More than half of social workers and a third of police officers felt powerless to intervene while less than two-thirds of the public who had concerns had told someone else, surveys showed.
Action for Children called for the Government to increase families' access to support and encourage parents and the public to act early on signs of neglect.
Dame Clare Tickell, the charity's chief executive, said: "Neglect corrodes childhoods, robbing the most vulnerable children of hope, happiness and life chances.
"All our findings point to the stark reality that neglected children and their parents are being identified, but neither the professionals nor the public feel empowered to help or intervene, particularly at the early stages.
"When it comes to child neglect the reality is we are only tackling the tip of the iceberg, and there are many thousands out there in desperate need. We are currently missing critical opportunities to help and putting valued professionals in an impossible position."
Professor Corinne May-Chahal, co-chairwoman of The College of Social Work, added: "The point at which social workers can intervene in cases of neglect is too high. This high threshold allows the challenges families face to deteriorate to the point where they need urgent help.
"Even when a child has been identified as being neglected, social workers struggle to get them the support they need due to a lack of time or resources.

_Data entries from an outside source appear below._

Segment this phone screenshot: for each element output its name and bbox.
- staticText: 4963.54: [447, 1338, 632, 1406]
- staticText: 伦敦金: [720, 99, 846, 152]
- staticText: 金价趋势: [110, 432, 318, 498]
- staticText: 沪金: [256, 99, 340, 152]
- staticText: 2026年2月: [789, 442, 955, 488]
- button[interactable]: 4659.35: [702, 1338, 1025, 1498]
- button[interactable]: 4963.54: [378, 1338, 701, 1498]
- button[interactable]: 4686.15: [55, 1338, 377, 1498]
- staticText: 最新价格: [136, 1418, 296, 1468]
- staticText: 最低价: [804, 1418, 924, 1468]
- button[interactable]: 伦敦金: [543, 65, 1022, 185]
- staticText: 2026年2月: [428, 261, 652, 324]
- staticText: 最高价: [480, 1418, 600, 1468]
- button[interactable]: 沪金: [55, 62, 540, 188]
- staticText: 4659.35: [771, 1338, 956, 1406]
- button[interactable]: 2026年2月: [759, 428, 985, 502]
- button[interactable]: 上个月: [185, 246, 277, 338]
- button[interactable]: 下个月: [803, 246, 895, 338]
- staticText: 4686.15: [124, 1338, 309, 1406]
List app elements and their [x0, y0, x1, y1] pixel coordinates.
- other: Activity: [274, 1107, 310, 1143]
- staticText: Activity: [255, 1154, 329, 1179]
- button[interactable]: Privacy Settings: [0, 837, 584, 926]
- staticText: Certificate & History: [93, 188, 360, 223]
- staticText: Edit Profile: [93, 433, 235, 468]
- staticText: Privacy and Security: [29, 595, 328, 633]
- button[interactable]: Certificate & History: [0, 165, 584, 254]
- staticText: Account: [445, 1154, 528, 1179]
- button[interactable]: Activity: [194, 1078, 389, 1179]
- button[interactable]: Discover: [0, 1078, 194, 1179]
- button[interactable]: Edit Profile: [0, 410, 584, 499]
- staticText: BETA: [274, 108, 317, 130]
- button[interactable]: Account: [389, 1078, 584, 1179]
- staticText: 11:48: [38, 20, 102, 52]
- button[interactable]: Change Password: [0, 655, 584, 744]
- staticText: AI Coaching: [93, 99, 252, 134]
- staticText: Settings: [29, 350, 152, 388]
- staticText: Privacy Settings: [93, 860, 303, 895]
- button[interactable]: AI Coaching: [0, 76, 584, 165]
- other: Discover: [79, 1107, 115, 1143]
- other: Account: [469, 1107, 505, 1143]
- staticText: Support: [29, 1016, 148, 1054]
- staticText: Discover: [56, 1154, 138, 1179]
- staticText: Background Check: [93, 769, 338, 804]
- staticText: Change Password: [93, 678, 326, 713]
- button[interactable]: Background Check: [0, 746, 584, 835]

The system, in its current state, falls short in providing the safety and security neglected children need."
A YouGov poll of almost 300 social workers found 51% felt "powerless" to intervene in cases of child neglect while a survey of almost 250 police officers found 36% felt the same.
More than half (52%) of over 2,000 adults polled said they had had concerns about child neglect, but just 62% had told someone else, with the others worrying about a lack of evidence and more than a third wanting more information on who to contact.